Abkürzung: ICH
Pathogenese
- arterielle Hypertonie hypertensive („Massenblutung“); häufige Blutungsquelle sind die perforierenden Arterien an der Hirnbasis
- Gerinnungsstörung (Thrombopenie, Hämophilie, Antikoagulation, Fibrinolyse)
- Trauma (Kontusionsblutung)
- Aneurysma (Subarachnoidalblutung mit Parenchymeinbruch)
- Angiom, Kavernom
- sekundär hämorrhagischer Hirninfarkt
- Hirntumor (z.B. apoplektisches Gliom)
- Vaskulitis, zerebrale Amyloidangiopathie, Amphetaminabusus, Kokainabusus
- Sinusvenenthrombose
Klinik
Für eine Blutung sprechen:
- akuter Beginn
- Hochdruckanamnese
- initiale Bewußtseinseintrübung
- schwere neurologische Ausfälle
- intensiver Kopfschmerz
- Übelkeit, Erbrechen
Im einzelnen ist die Symptomatik abhängig von der Lokalisation; spontane hypertensive Blutungen bevorzugen in absteigender Häufigkeit folgende Lokalisationen:
Stammganglien
sensomotorische Hemiplegie, Aphasie, Blickdeviation, Hemianopsie.
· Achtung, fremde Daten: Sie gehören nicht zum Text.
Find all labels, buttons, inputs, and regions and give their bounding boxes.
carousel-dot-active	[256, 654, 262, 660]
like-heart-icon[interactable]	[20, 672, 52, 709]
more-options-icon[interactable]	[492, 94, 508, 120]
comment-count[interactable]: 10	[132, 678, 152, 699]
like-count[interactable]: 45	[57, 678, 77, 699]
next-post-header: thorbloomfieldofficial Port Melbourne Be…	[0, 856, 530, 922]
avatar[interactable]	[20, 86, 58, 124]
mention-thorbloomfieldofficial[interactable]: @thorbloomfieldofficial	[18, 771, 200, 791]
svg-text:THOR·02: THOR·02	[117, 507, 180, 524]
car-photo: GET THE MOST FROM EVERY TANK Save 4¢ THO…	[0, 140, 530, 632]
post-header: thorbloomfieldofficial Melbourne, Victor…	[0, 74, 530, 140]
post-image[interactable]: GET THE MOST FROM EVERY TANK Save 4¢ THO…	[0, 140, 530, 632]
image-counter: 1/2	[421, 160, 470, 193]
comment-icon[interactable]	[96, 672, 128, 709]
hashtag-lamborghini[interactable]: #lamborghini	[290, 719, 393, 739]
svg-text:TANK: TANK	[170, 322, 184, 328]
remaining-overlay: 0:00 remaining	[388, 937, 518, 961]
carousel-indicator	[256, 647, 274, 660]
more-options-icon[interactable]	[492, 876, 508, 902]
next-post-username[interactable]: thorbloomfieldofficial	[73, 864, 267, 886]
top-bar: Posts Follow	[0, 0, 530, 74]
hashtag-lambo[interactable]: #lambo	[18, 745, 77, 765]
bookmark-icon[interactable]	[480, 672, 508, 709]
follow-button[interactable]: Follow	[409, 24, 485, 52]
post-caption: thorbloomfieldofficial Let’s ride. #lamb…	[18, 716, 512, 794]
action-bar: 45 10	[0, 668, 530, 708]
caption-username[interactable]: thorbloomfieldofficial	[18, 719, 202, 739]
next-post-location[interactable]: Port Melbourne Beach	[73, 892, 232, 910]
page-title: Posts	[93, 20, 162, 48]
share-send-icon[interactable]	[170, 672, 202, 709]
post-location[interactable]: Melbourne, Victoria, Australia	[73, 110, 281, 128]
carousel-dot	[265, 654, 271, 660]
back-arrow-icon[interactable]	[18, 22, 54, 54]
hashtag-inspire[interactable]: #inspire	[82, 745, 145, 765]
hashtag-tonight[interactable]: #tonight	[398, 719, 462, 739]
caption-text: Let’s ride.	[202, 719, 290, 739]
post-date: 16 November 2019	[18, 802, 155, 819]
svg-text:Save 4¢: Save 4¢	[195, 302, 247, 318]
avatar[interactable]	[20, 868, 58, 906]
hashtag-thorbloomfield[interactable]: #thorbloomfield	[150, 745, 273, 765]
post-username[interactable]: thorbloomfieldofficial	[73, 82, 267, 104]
Siehe: MR-Bild
Marklager
hemispherale Herdsymptome, Anfälle
Thalamus
sensible Hemisymptomatik, Störungen der Pupillo- und Bulbomotorik, Hemiparese bei Mitbeteiligung der Capsula interna
Kleinhirn
Ataxie, Schwindel, Übelkeit, erbrechen, oft biphasischer Verlauf infolge sekundärer Hirnstammkompression durch zunehmendes Ödem
Pons
Tetraplegie, initiales Koma, „locked in“-Syndrom
Komplikationen
Perifokales Ödem mit Massenverschiebung und Mittelhirneinklemmung, Ventrikeleinblutung, Hydrozephalus, selten Nachblutung
Prognose
Hohe Frühletalität von 40 – 50 %, aber im Vergleich zum ischämischen Insult bessere Spätprognose (nur 1/3 der Überlebenden bleiben voll invalid)
Diagnostik
- Sicherung der Diagnose durch Nativ-CCT
- Blutdruck
- Gerinnungsstatus
- bei Patienten unter 45 Jahren MR (Kavernom, Angiom, Sinusvenenthrombose)
- Angiographie zum Ausschluß einer Gefäßmißbildung v.a. bei jüngeren Patienten, Normotomie und Marklagerblutungen, in der Regel nach Resorption der Blutung
Therapie
Verbesserung der regionalen Hirndurchblutung
- Stabilisierung des arteriellen Blutdrucks, Senkung extrem gesteigerter Blutdruckwerte (> 200 mmHg) nicht unter 160-180mmHg; initial Blutdrucksenkung mit alpha-Blockern (z.B. Urapidil: EprandilŽ); nach der Akutphase Umstellung auf moderne antihypertensive Therapie mit ACE-Hemmern und/oder Ca-Antagonisten
- Ökonomisierung der Herztätigkeit (Digitalis? Rhythmisierung?)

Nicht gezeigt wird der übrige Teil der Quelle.